Mount Sinai School of Medicine
NEW YORK, NY — August 17, 2020 — A research team from Mount Sinai has unraveled for the first time the three-dimensional structure and mechanism of a complex enzyme that protects cells from constant DNA damage, opening the door to discovery of new therapeutics for the treatment of chemotherapy-resistant cancers. In a study published in Nature Structural & Molecular Biology in August, the researchers described how they used advanced cryo-electron microscopy to gain detailed insights into the enzyme known as DNA polymerase ζ (Pol ζ), whose architecture and mechanism have been a mystery to scientists for years.
"Resolving the structure of the complete Pol ζ enzyme at near-atomic resolution allows us to address long-standing questions of how this unique polymerase replicates through daily DNA-damaging events, while also providing a template for designing drugs against cancers that are refractory to conventional chemotherapeutics," says lead author Aneel Aggarwal, PhD, professor of pharmacological sciences at the Icahn School of Medicine at Mount Sinai.
DNA polymerase ζ is the crucial enzyme that allows cells to battle the more than 100,000 DNA-damaging events that occur daily from normal metabolic activities and environmental intrusions like ultraviolet light, ionizing radiation, and industrial carcinogens. The Mount Sinai team, which included first author Radhika Malik, PhD, assistant professor of pharmacological sciences, learned how the enzyme protects the cells from natural and manmade environmental as well cellular stresses through an intricate structure of four different proteins that connect to each other in a pentameric, or daisy chain-like, configuration.
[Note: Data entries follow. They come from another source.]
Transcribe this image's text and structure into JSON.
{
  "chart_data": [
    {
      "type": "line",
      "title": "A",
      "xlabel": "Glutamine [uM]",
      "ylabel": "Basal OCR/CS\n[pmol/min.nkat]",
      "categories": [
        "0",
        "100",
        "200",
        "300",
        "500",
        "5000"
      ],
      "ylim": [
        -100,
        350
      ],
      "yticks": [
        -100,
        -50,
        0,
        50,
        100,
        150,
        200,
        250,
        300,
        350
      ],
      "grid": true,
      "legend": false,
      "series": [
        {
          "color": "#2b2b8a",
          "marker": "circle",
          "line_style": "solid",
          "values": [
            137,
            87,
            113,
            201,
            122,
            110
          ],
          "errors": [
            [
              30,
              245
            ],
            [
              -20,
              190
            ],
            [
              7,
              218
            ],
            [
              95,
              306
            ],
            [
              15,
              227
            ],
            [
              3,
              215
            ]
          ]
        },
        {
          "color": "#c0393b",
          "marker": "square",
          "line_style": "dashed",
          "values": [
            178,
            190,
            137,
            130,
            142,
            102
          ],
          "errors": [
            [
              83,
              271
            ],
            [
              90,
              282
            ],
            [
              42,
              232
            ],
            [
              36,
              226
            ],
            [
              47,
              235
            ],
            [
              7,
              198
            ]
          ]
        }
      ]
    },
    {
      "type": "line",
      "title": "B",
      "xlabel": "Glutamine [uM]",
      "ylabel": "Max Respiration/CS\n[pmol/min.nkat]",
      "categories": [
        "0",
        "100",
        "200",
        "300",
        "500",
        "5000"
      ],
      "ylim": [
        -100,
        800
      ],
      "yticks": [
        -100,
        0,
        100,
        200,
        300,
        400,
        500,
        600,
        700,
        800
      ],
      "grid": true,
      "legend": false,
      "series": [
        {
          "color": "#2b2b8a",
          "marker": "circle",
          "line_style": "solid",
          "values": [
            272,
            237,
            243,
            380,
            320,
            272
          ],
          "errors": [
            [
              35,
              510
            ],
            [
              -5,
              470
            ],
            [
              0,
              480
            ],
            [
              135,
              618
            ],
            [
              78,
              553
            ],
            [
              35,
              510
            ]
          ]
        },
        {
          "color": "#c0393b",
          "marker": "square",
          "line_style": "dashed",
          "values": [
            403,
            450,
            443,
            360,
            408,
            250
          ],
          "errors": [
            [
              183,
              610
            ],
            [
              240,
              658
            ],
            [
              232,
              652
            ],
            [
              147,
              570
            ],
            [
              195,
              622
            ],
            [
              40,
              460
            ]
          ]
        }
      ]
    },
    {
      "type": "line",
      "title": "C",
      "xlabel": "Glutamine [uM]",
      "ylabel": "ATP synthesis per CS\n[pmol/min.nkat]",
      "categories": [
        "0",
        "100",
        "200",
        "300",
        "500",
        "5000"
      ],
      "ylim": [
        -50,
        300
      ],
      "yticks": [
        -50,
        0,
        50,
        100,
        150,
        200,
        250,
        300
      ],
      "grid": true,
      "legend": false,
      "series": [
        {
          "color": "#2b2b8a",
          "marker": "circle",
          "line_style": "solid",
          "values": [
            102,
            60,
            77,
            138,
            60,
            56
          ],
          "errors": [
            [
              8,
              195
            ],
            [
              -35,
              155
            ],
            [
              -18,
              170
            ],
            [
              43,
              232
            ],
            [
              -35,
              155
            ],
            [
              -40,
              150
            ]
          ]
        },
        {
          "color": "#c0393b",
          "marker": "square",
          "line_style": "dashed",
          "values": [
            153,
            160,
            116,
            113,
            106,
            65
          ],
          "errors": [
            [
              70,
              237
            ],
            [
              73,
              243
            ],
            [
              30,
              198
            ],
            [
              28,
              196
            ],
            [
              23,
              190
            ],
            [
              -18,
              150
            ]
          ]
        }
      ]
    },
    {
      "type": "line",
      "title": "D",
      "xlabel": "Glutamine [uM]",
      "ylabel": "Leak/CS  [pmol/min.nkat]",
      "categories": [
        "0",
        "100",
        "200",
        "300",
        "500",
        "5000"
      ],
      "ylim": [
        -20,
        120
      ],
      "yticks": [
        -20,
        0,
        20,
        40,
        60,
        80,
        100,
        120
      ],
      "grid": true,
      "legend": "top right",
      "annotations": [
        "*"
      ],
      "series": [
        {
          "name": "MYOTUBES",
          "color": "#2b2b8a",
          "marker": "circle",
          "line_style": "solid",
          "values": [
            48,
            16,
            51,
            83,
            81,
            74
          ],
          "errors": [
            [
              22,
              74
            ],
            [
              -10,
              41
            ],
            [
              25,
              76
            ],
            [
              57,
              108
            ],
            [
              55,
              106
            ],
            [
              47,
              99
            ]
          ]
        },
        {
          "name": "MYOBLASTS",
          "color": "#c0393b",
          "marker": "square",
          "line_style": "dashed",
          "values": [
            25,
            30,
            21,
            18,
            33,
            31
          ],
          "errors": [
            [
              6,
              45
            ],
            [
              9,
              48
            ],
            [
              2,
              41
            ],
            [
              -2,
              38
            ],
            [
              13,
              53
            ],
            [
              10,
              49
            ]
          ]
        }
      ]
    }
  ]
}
This architecture is expected to provide valuable insights to scientists for the future development of drugs designed to inhibit the DNA polymerase when treating cancers like non-small-cell lung, prostate, and ovarian that often become resistant to chemotherapy after early use in patients. The reason for that resistance is that chemotherapies like cisplatin actually depend on their DNA-damaging effects. Thus, blocking or inhibiting the function of Pol ζ makes the cancerous cells more sensitive to the therapeutic impact of chemotherapy.
"The development of effective inhibitors has been hampered in the past by a lack of structural information on Pol ζ," explains Aggarwal. "Our work now offers a much clearer picture, and we expect these new insights will spur efforts by scientists around the world to create effective new therapies. For the thousands of patients with tumors that are resistant to chemotherapy, these findings could prove to be particularly valuable by meeting an unfulfilled need in their battle against cancer."
The lack of progress over the years was largely due to the fact that structural studies of DNA polymerase ζ were limited by the low yields and unattainability of well-diffracting crystals. Aggarwal and his team overcame that problem by employing cryo-electron microscopy. This technology, which allows for the imaging of rapidly frozen molecules in solution, is revolutionizing the entire field of structural biology through its high-resolution pictures of complex molecules.